Выиграла ли я эту битву? Проиграла? Убила ли я её? Спасла? Непонятно. Было только одно, чёткое, тактильное ощущение: я сама только что опустилась на какое-то новое, запредельное дно. Ниже уже некуда. Или есть?
***
С той ночи что-то во мне надломилось окончательно. Не сломалось — надломилось. Треснуло. Я словно очнулась от долгого, грязного, дурманящего сна. Моя тайная, химическая война внезапно стала... скучной. Бессмысленной. Я уже несколько недель, как автомат, не подмешивала спирт в инсулин. Баночка с «образцом» стояла в моем тайнике, пылилась. Вся энергия, вся ярость, все холодное планирование, вся эта адреналиновая гонка куда-то ушли, испарились, как спирт на открытом воздухе.
Теперь вся моя воля, все мои силы уходили на то, чтобы просто заглушить саму потребность в этой мести, в этой войне. Водка, которую я когда-то добавляла в её лекарство как инструмент убийства, теперь лилась в меня саму, как единственное доступное противоядие. Противоядие от памяти о той ночи с вареньем. От ненависти, которая вдруг стала утомительной, тяжёлой, как гиря на шее. От самой себя. От этого всепоглощающего чувства пустоты и стыда. Я пила в гараже уже не для того, чтобы стать своей. А для того, чтобы забыть. Чтобы на несколько часов перестать быть Леной — той, которая способна на такое.
И вот, вернувшись как-то поздно ночью (мать, недавно выписанная из больницы, снова впавшая в своё забытье, уже спала тяжёлым, лекарственным сном), я прошла на кухню, чтобы набрать воды. В полумраке, в той самой луже жёлтого света от уличного фонаря, на столе лежали вещественные доказательства нашей общей болезни, нашей войны. Её шприц, уже использованный, с капелькой засохшей крови на игле. Рядом — пустой, блестящий стеклянный флакон инсулина, отбрасывающий призрачные блики.
Я остановилась и смотрела на них. На эти символы. На орудия преступления, которое, возможно, так и не было совершено до конца. А потом, медленно, как в тягучем, водевильном кошмаре, мои глаза поднялись и встретились с моим собственным отражением в тёмном, грязном, покрытом жирными разводами и мушиными следами кухонном окне.

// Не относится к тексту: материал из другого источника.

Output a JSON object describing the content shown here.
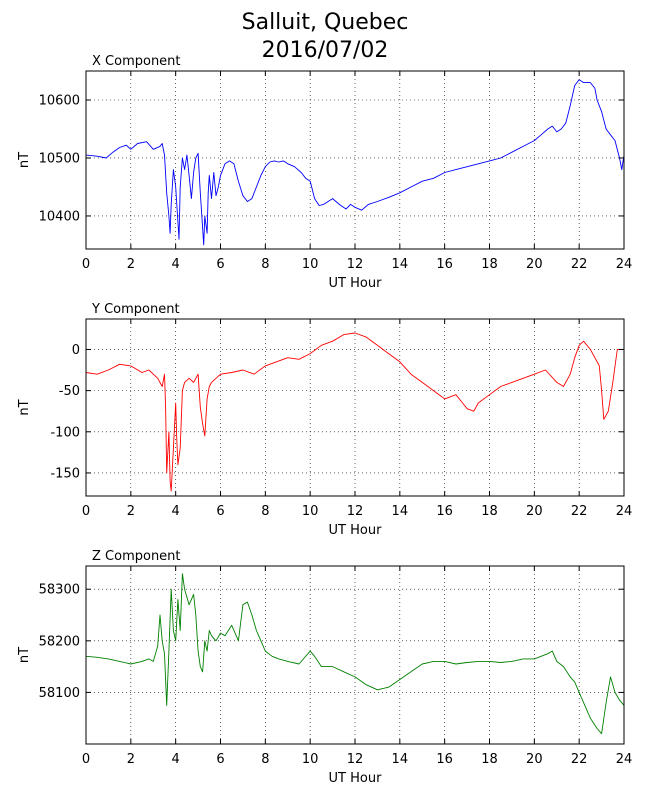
{
  "title_line1": "Salluit, Quebec",
  "title_line2": "2016/07/02",
  "chart_data": [
    {
      "type": "line",
      "title": "X Component",
      "xlabel": "UT Hour",
      "ylabel": "nT",
      "xlim": [
        0,
        24
      ],
      "ylim": [
        10343,
        10650
      ],
      "xticks": [
        0,
        2,
        4,
        6,
        8,
        10,
        12,
        14,
        16,
        18,
        20,
        22,
        24
      ],
      "yticks": [
        10400,
        10500,
        10600
      ],
      "grid": true,
      "color": "#0000ff",
      "series": [
        {
          "x": [
            0,
            0.5,
            0.9,
            1.2,
            1.5,
            1.8,
            2.0,
            2.3,
            2.7,
            3.0,
            3.3,
            3.4,
            3.5,
            3.6,
            3.7,
            3.75,
            3.8,
            3.9,
            4.0,
            4.05,
            4.1,
            4.15,
            4.2,
            4.3,
            4.4,
            4.5,
            4.6,
            4.7,
            4.8,
            4.9,
            5.0,
            5.1,
            5.2,
            5.25,
            5.3,
            5.4,
            5.45,
            5.5,
            5.6,
            5.7,
            5.8,
            5.9,
            6.0,
            6.2,
            6.4,
            6.6,
            6.8,
            7.0,
            7.2,
            7.4,
            7.6,
            7.8,
            8.0,
            8.2,
            8.4,
            8.6,
            8.8,
            9.0,
            9.3,
            9.6,
            9.8,
            10.0,
            10.2,
            10.4,
            10.6,
            10.8,
            11.0,
            11.3,
            11.6,
            11.8,
            12.0,
            12.3,
            12.6,
            13.0,
            13.5,
            14.0,
            14.5,
            15.0,
            15.5,
            16.0,
            16.5,
            17.0,
            17.5,
            18.0,
            18.5,
            19.0,
            19.5,
            20.0,
            20.3,
            20.6,
            20.8,
            21.0,
            21.2,
            21.4,
            21.6,
            21.8,
            22.0,
            22.2,
            22.5,
            22.7,
            22.8,
            22.9,
            23.0,
            23.2,
            23.4,
            23.6,
            23.8,
            23.9,
            24.0
          ],
          "y": [
            10505,
            10503,
            10500,
            10510,
            10518,
            10522,
            10515,
            10525,
            10528,
            10515,
            10520,
            10525,
            10505,
            10440,
            10400,
            10370,
            10420,
            10480,
            10450,
            10420,
            10390,
            10360,
            10450,
            10500,
            10480,
            10505,
            10470,
            10430,
            10475,
            10500,
            10508,
            10440,
            10380,
            10350,
            10400,
            10370,
            10440,
            10470,
            10430,
            10475,
            10435,
            10450,
            10470,
            10490,
            10495,
            10490,
            10460,
            10435,
            10425,
            10430,
            10450,
            10470,
            10485,
            10493,
            10495,
            10493,
            10495,
            10490,
            10485,
            10475,
            10465,
            10460,
            10430,
            10418,
            10420,
            10425,
            10430,
            10420,
            10412,
            10420,
            10415,
            10410,
            10420,
            10425,
            10432,
            10440,
            10450,
            10460,
            10465,
            10475,
            10480,
            10485,
            10490,
            10495,
            10500,
            10510,
            10520,
            10530,
            10540,
            10550,
            10555,
            10545,
            10550,
            10560,
            10590,
            10625,
            10635,
            10630,
            10630,
            10620,
            10600,
            10590,
            10580,
            10550,
            10540,
            10530,
            10500,
            10480,
            10505
          ]
        }
      ]
    },
    {
      "type": "line",
      "title": "Y Component",
      "xlabel": "UT Hour",
      "ylabel": "nT",
      "xlim": [
        0,
        24
      ],
      "ylim": [
        -178,
        37
      ],
      "xticks": [
        0,
        2,
        4,
        6,
        8,
        10,
        12,
        14,
        16,
        18,
        20,
        22,
        24
      ],
      "yticks": [
        -150,
        -100,
        -50,
        0
      ],
      "grid": true,
      "color": "#ff0000",
      "series": [
        {
          "x": [
            0,
            0.5,
            1.0,
            1.5,
            2.0,
            2.5,
            2.8,
            3.0,
            3.2,
            3.4,
            3.5,
            3.55,
            3.6,
            3.7,
            3.75,
            3.8,
            3.9,
            4.0,
            4.05,
            4.1,
            4.2,
            4.3,
            4.4,
            4.6,
            4.8,
            5.0,
            5.1,
            5.2,
            5.3,
            5.4,
            5.5,
            5.6,
            5.8,
            6.0,
            6.5,
            7.0,
            7.5,
            8.0,
            8.5,
            9.0,
            9.5,
            10.0,
            10.5,
            11.0,
            11.5,
            12.0,
            12.5,
            13.0,
            13.5,
            14.0,
            14.5,
            15.0,
            15.5,
            16.0,
            16.5,
            16.8,
            17.0,
            17.3,
            17.5,
            18.0,
            18.5,
            19.0,
            19.5,
            20.0,
            20.5,
            21.0,
            21.3,
            21.6,
            21.8,
            22.0,
            22.2,
            22.5,
            22.7,
            22.9,
            23.0,
            23.1,
            23.3,
            23.5,
            23.7,
            24.0
          ],
          "y": [
            -28,
            -30,
            -25,
            -18,
            -20,
            -28,
            -25,
            -30,
            -35,
            -45,
            -30,
            -70,
            -150,
            -100,
            -160,
            -172,
            -120,
            -65,
            -110,
            -140,
            -120,
            -50,
            -40,
            -35,
            -40,
            -30,
            -70,
            -90,
            -105,
            -60,
            -45,
            -40,
            -35,
            -30,
            -28,
            -25,
            -30,
            -20,
            -15,
            -10,
            -12,
            -5,
            5,
            10,
            18,
            20,
            15,
            5,
            -5,
            -15,
            -30,
            -40,
            -50,
            -60,
            -55,
            -65,
            -72,
            -75,
            -65,
            -55,
            -45,
            -40,
            -35,
            -30,
            -25,
            -40,
            -45,
            -30,
            -10,
            5,
            10,
            0,
            -10,
            -20,
            -50,
            -85,
            -75,
            -40,
            0,
            0
          ]
        }
      ]
    },
    {
      "type": "line",
      "title": "Z Component",
      "xlabel": "UT Hour",
      "ylabel": "nT",
      "xlim": [
        0,
        24
      ],
      "ylim": [
        58000,
        58345
      ],
      "xticks": [
        0,
        2,
        4,
        6,
        8,
        10,
        12,
        14,
        16,
        18,
        20,
        22,
        24
      ],
      "yticks": [
        58100,
        58200,
        58300
      ],
      "grid": true,
      "color": "#008000",
      "series": [
        {
          "x": [
            0,
            0.5,
            1.0,
            1.5,
            2.0,
            2.5,
            2.8,
            3.0,
            3.2,
            3.3,
            3.4,
            3.5,
            3.6,
            3.7,
            3.8,
            3.9,
            4.0,
            4.1,
            4.2,
            4.3,
            4.4,
            4.6,
            4.8,
            4.9,
            5.0,
            5.1,
            5.2,
            5.3,
            5.4,
            5.5,
            5.6,
            5.8,
            6.0,
            6.2,
            6.5,
            6.8,
            7.0,
            7.2,
            7.4,
            7.6,
            7.8,
            8.0,
            8.3,
            8.6,
            9.0,
            9.5,
            10.0,
            10.2,
            10.5,
            11.0,
            11.5,
            12.0,
            12.5,
            13.0,
            13.5,
            14.0,
            14.5,
            15.0,
            15.5,
            16.0,
            16.5,
            17.0,
            17.5,
            18.0,
            18.5,
            19.0,
            19.5,
            20.0,
            20.3,
            20.6,
            20.8,
            21.0,
            21.3,
            21.6,
            21.8,
            22.0,
            22.3,
            22.5,
            22.8,
            23.0,
            23.2,
            23.4,
            23.6,
            23.8,
            24.0
          ],
          "y": [
            58170,
            58168,
            58165,
            58160,
            58155,
            58160,
            58165,
            58160,
            58190,
            58250,
            58200,
            58175,
            58075,
            58180,
            58300,
            58220,
            58200,
            58280,
            58220,
            58330,
            58300,
            58270,
            58290,
            58250,
            58180,
            58150,
            58140,
            58200,
            58180,
            58220,
            58210,
            58200,
            58215,
            58210,
            58230,
            58200,
            58270,
            58275,
            58250,
            58220,
            58200,
            58180,
            58170,
            58165,
            58160,
            58155,
            58180,
            58170,
            58150,
            58150,
            58140,
            58130,
            58115,
            58105,
            58110,
            58125,
            58140,
            58155,
            58160,
            58160,
            58155,
            58158,
            58160,
            58160,
            58158,
            58160,
            58165,
            58165,
            58170,
            58175,
            58180,
            58160,
            58150,
            58130,
            58120,
            58100,
            58070,
            58050,
            58030,
            58020,
            58080,
            58130,
            58100,
            58085,
            58075
          ]
        }
      ]
    }
  ]
}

Там, в потрескавшемся, искажающем стекле, на меня смотрело её лицо.
Не точь-в-точь, конечно. Черты были моими, подростковыми. Но суть, дух, сама сущность взгляда — были те же. Её. Растрёпанные, тусклые, жирные у корней волосы. Бледная, с землистым, нездоровым оттенком кожа. Глубокие, фиолетовые, как синяки, тени под глазами — не от побоев теперь, а от бессонных ночей, выпивки, вечного нервного напряжения и общей, тотальной измотанности душой и телом. Губы — сухие, потрескавшиеся, поджатые в знакомую, горькую, вечно недовольную гримасу опустошения и усталости от всего на свете.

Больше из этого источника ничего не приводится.